The Difference Between Chargeable Lifetime Transfers (CLT) and Potentially Exempt Transfers (PETs)

A Sunday Times article by Ali Hussain entitled Inheritance Tax is Staying but here’s how to avoid it” discussed various useful ways in which to reduce a potential inheritance tax bill. The easiest way to reduce your Estate is to spend it!  This can be done either by enjoying the money yourself during your lifetime or gifting it to friends, relatives or charities. It is also important to make the distinction between Chargeable Lifetime Transfers and Potentially Exempt Transfers (Lifetime Gifts).


What is a Chargeable Lifetime Transfer (CLT)

A Chargeable Lifetime Transfer (CLT) is immediately chargeable to IHT (Inheritance Tax). Such transfers commonly involve payments into a Trust which will incur a 20% payment to IHT on anything over the settlor’s Nil Rate Band (NRB).

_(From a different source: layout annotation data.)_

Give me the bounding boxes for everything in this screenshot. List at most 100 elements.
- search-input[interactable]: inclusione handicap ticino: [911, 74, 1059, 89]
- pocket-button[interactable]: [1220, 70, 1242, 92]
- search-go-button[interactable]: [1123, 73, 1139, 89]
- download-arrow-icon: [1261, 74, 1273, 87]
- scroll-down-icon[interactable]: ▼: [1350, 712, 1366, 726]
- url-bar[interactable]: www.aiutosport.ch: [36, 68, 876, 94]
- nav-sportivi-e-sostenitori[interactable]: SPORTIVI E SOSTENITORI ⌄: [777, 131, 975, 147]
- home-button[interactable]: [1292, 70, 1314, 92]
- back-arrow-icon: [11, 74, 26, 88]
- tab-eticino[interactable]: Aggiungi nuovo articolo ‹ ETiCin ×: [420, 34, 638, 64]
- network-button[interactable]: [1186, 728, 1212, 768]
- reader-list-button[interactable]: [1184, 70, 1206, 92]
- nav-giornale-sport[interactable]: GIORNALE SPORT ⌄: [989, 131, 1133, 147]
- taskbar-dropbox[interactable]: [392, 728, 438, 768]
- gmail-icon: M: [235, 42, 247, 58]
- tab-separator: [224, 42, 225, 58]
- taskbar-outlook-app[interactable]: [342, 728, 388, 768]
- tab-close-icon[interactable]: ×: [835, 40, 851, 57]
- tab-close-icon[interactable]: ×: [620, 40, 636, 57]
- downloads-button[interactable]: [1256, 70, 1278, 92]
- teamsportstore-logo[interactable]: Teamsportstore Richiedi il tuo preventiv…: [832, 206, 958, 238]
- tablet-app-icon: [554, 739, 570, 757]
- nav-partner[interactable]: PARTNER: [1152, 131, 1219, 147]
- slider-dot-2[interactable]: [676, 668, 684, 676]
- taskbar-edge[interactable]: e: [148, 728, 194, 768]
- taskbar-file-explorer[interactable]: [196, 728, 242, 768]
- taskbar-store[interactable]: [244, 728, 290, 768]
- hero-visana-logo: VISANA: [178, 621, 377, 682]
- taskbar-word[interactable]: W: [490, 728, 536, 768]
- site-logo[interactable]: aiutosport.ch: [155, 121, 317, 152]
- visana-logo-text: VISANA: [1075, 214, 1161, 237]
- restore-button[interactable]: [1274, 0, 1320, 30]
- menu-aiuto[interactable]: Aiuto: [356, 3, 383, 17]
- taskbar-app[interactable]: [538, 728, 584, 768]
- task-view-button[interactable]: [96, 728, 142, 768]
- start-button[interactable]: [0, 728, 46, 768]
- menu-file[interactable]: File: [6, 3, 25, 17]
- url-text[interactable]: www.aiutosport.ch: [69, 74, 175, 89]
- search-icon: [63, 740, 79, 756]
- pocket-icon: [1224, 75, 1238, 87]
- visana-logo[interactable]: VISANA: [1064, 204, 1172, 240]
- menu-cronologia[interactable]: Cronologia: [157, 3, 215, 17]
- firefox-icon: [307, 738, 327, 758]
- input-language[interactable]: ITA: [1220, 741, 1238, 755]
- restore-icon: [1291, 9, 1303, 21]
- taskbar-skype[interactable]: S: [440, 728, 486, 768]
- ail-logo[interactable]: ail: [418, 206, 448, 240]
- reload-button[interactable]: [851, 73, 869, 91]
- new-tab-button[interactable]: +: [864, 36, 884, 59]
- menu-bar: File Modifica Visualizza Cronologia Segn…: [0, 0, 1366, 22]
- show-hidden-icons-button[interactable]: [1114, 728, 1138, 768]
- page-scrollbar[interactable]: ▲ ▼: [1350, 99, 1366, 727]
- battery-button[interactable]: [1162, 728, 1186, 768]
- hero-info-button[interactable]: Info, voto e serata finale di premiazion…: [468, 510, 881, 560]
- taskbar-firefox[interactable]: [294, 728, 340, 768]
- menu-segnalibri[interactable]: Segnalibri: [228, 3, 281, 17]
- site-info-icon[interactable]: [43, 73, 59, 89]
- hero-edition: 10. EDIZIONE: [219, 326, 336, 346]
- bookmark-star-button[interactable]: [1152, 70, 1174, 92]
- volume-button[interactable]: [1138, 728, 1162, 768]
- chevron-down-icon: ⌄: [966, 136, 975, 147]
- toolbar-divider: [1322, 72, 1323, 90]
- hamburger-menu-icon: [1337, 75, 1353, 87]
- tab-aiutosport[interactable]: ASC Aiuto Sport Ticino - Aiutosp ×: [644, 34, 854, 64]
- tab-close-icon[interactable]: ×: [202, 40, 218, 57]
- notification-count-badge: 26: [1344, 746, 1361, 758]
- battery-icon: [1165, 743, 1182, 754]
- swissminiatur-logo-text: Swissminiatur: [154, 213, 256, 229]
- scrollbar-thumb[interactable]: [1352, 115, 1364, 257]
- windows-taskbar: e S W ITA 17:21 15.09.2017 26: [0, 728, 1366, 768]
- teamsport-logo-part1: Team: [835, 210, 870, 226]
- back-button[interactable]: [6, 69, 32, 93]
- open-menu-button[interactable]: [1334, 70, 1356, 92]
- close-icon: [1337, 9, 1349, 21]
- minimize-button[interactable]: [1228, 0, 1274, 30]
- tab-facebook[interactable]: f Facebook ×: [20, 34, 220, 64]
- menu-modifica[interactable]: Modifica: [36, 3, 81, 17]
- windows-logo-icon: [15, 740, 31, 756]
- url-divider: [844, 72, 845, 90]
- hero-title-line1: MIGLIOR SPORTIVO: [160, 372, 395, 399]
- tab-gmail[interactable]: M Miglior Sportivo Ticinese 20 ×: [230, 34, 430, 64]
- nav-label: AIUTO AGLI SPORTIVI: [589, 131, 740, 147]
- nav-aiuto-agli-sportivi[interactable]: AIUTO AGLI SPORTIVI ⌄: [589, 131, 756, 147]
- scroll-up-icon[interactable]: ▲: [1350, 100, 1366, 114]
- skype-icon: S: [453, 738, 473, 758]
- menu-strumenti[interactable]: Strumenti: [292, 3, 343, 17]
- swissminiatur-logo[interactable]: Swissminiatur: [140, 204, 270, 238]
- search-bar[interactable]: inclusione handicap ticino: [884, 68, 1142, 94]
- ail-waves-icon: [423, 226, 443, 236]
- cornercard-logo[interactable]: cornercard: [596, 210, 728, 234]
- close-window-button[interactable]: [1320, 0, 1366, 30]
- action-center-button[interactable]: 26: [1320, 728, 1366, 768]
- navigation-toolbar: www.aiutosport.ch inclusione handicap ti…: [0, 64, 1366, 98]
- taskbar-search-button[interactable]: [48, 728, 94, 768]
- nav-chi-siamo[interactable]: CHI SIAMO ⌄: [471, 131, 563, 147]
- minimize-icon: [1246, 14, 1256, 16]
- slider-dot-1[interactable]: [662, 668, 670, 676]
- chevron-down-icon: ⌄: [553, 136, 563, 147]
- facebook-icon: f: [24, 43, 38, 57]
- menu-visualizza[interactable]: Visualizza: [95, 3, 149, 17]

What is a Potentially Exempt Transfer (PET)

A Potentially Exempt Transfer (PET), also known as a Lifetime Gift, is a gift that is not immediately chargeable to IHT but reduces the donor’s amount of available NRB (currently £325,000) by the amount of the gift (less the available annual allowance). Once 7 years has passed and assuming the donor has not expired during this time, the NRB clock is reset and the gift exempt from IHT altogether. If the donor died within 7 years, then the gift may still be exempt from IHT if the value was within the NRB (i.e. under £325,000). If the gift exceeded the value of the NRB, or there were numerous gifts and the aggregated value exceeded the NRB, then tax will be payable at 40% on the proportion of the gift over the NRB, with the most recent gift being the first in the firing line. Depending on when it was made the 40% may be subject to taper relief of between 20% to 80% if it was made more than 3 years before the date of death.

Gifts to charities and spouses are exempt from IHT and therefore you can gift as much as you like during your lifetime to either or and there will be no IHT payable.

Each person has a total annual gift allowance of £3,000 which means that an individual can gift up to that sum without it affecting their NRB.

Gifts of up to £250 will not count towards this total unless they are made to the same person, in which case they are aggregated and the total amount of money gifted to that particular person in one year will apply over £250.

Any unused annual gift allowance can be rolled over into the following tax year for one year only.  This means if you only use £1,500 of your gift allowance in one tax year, you can roll over £1,500 to the next giving you a maximum of £4,500 in the next tax year.  If you only gift £500 in that tax year, you can still only roll over a maximum of £3,000 to the next year.  This can be useful if you are a couple and want to gift a large amount to a child or grandchild.  If both of you have unused allowance from the previous year, it means that potentially a couple can make a single gift of up to £12,000 to one person in a single tax year without it affecting their NRB.

The rules also allow individuals to make wedding gifts to children of £5,000 without it affecting the NRB.  If it’s grandchildren, it’s £2,500 and for anyone else, £1,000.  Again, a couple could potentially make a gift of £10,000 in this respect.

The article also points out that surplus income is an underused way of giving away money without any tax implications.  You can give away as much surplus income as you like without IHT consequences as long as it does not diminish your standard of living and the payments are habitual.  Therefore, you could make a regular payment of £300 out of your income to someone on a regular basis and it would not decrease the NRB.